I wonder if all the vibrant plants at the garden center try to shrivel up as I pass by.
“Oh, no. It’s her.” The whispers travel from root to leaf, from pansy to snapdragon.
“Yep. She’s the one who can kill anything…even ivy…do you know how hard it is to kill ivy?”
“Look puny, everyone.”
I browse the aisles with the best of intentions. Of course I’ll water those geraniums…every day. And I’d never think to plant the vinca in the shade, or the impatiens in full sun.
But my good intentions last until it’s 99 degrees at 5AM. I fail to water. And the flowers…die.
So it might surprise you to know that I’ve kept one Peace lily alive for over three years. I’ll admit that it’s not as large or lush as it once was, but it is still alive.
And I think I know why.
It gets droopy.
Have you seen this? If a Peace lily needs water, it flops all over the pot. It practically screams “Help me!” to the point that even someone as inattentive as me can’t help but notice that the poor thing is dying and needs a drink.
So I take two minutes, douse it, and the next time I pass by, there it stands. All perky again.
I’ve been thinking about this over the past few days. Ever since my Peace lily once again made a miraculous recovery.
Because I have another plant (don’t ask me what it is) that’s not so lucky. This plant is tough. It’s a survivor. But it doesn’t make it easy on itself. Poor thing usually only gets watered when I realize the Peace lily is on life support and I water them both at the same time.
That plant stands there, refusing to bend to the pressure. Its leaves maintain their upright position until they’re crispy. Even then, the only clue that there might be a problem is when the leaves fade from green to brown.
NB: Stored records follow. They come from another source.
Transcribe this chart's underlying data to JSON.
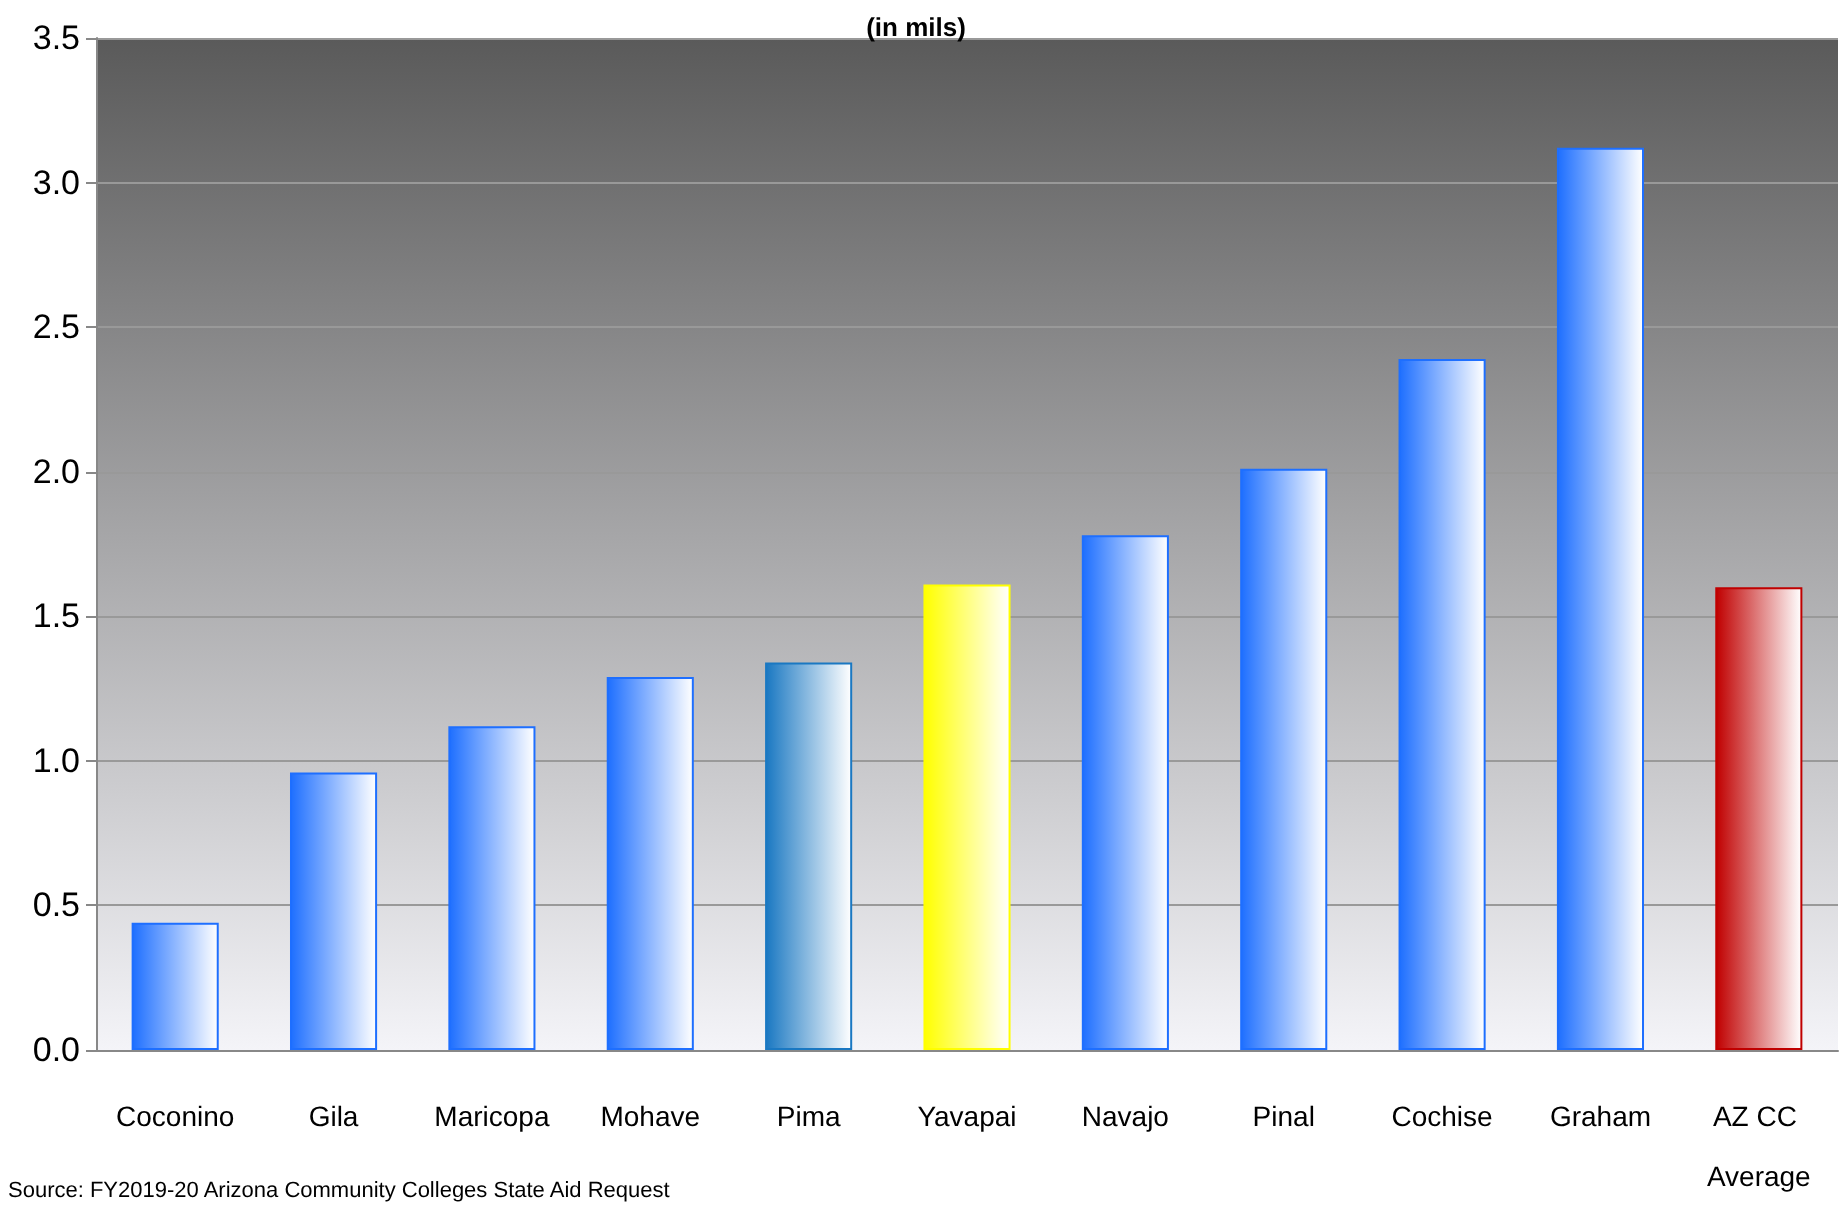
{
  "chart_data": {
    "type": "bar",
    "title": "(in mils)",
    "categories": [
      "Coconino",
      "Gila",
      "Maricopa",
      "Mohave",
      "Pima",
      "Yavapai",
      "Navajo",
      "Pinal",
      "Cochise",
      "Graham",
      "AZ CC Average"
    ],
    "values": [
      0.44,
      0.96,
      1.12,
      1.29,
      1.34,
      1.61,
      1.78,
      2.01,
      2.39,
      3.12,
      1.6
    ],
    "colors": [
      "#1e6fff",
      "#1e6fff",
      "#1e6fff",
      "#1e6fff",
      "#1a78c2",
      "#ffff00",
      "#1e6fff",
      "#1e6fff",
      "#1e6fff",
      "#1e6fff",
      "#c00000"
    ],
    "ylim": [
      0,
      3.5
    ],
    "yticks": [
      {
        "value": 0,
        "label": "0.0"
      },
      0.5,
      {
        "value": 1,
        "label": "1.0"
      },
      1.5,
      {
        "value": 2,
        "label": "2.0"
      },
      2.5,
      {
        "value": 3,
        "label": "3.0"
      },
      3.5
    ],
    "grid": "y",
    "annotations": [
      "Source: FY2019-20 Arizona Community Colleges State Aid Request"
    ]
  }
}
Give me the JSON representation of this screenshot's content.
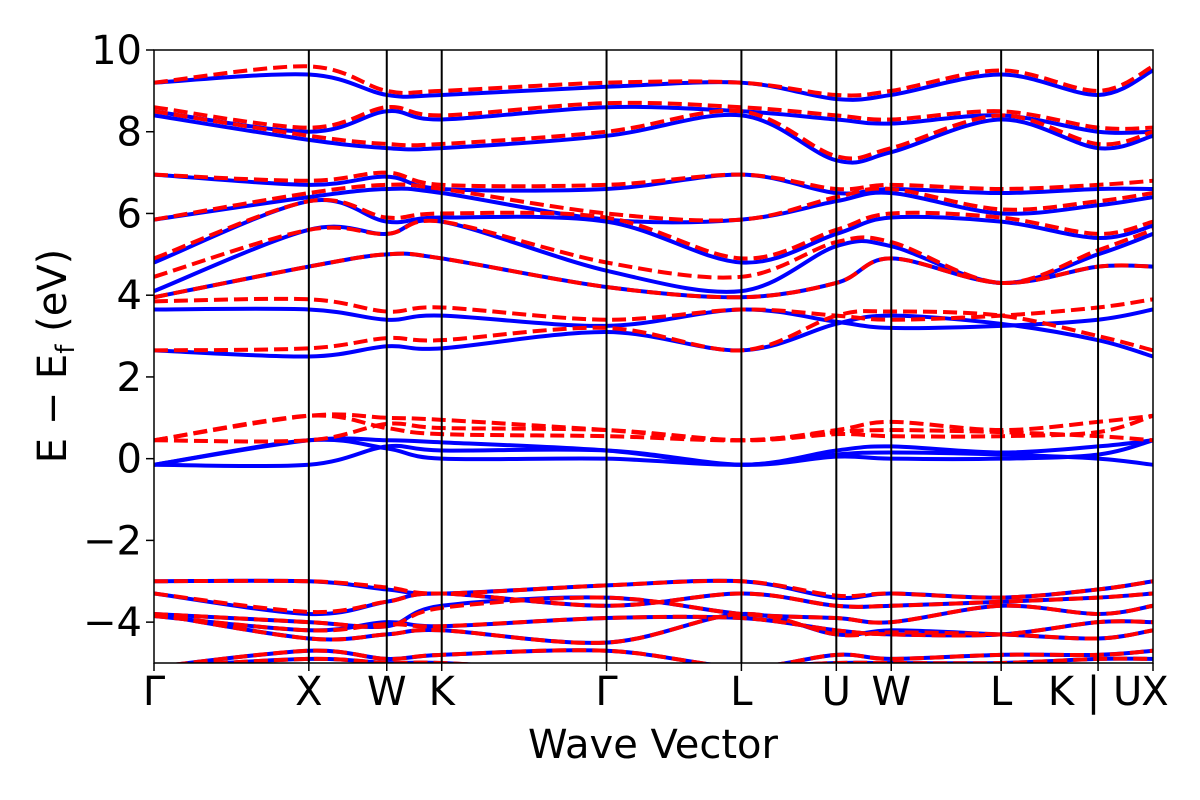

I have actually killed one of these already, so I know. That plant will die before it shows weakness.
All this got me thinking.
I think my life would be better if I would get droopy.
If instead of always toughing it out, I would admit that I need some help. If I’d let people in on the fact that I’m drying up and need some water—before I’m crispy and dead inside.
Our culture has ingrained in us that showing weakness is equal to being weak. We value toughness. We’re impressed with strength. We live by the mantra “never let ‘em see you sweat”.
But I don’t think God’s impressed with our tough guy personas.
Take King David as an example. He wrote multiple psalms that basically say “Would you help me out, I’m dying here.”
David knew how to get droopy.
And despite that—or maybe because of it—the Bible says that David was a man after God’s own heart.
You may have been recently watered. Your perkiness may be genuine. But if it isn’t, can I make a suggestion?
Take your limp limbs to the source of living water. Beg Him to help you out. And then—this is key—accept the help He sends—an offer of babysitting, an invitation to dinner, help with the dishes, a phone call from a friend—take a long drink. And another. And another.
Father, We thank you that You are the source of Living Water. Give us grace to seek refreshment in and through You.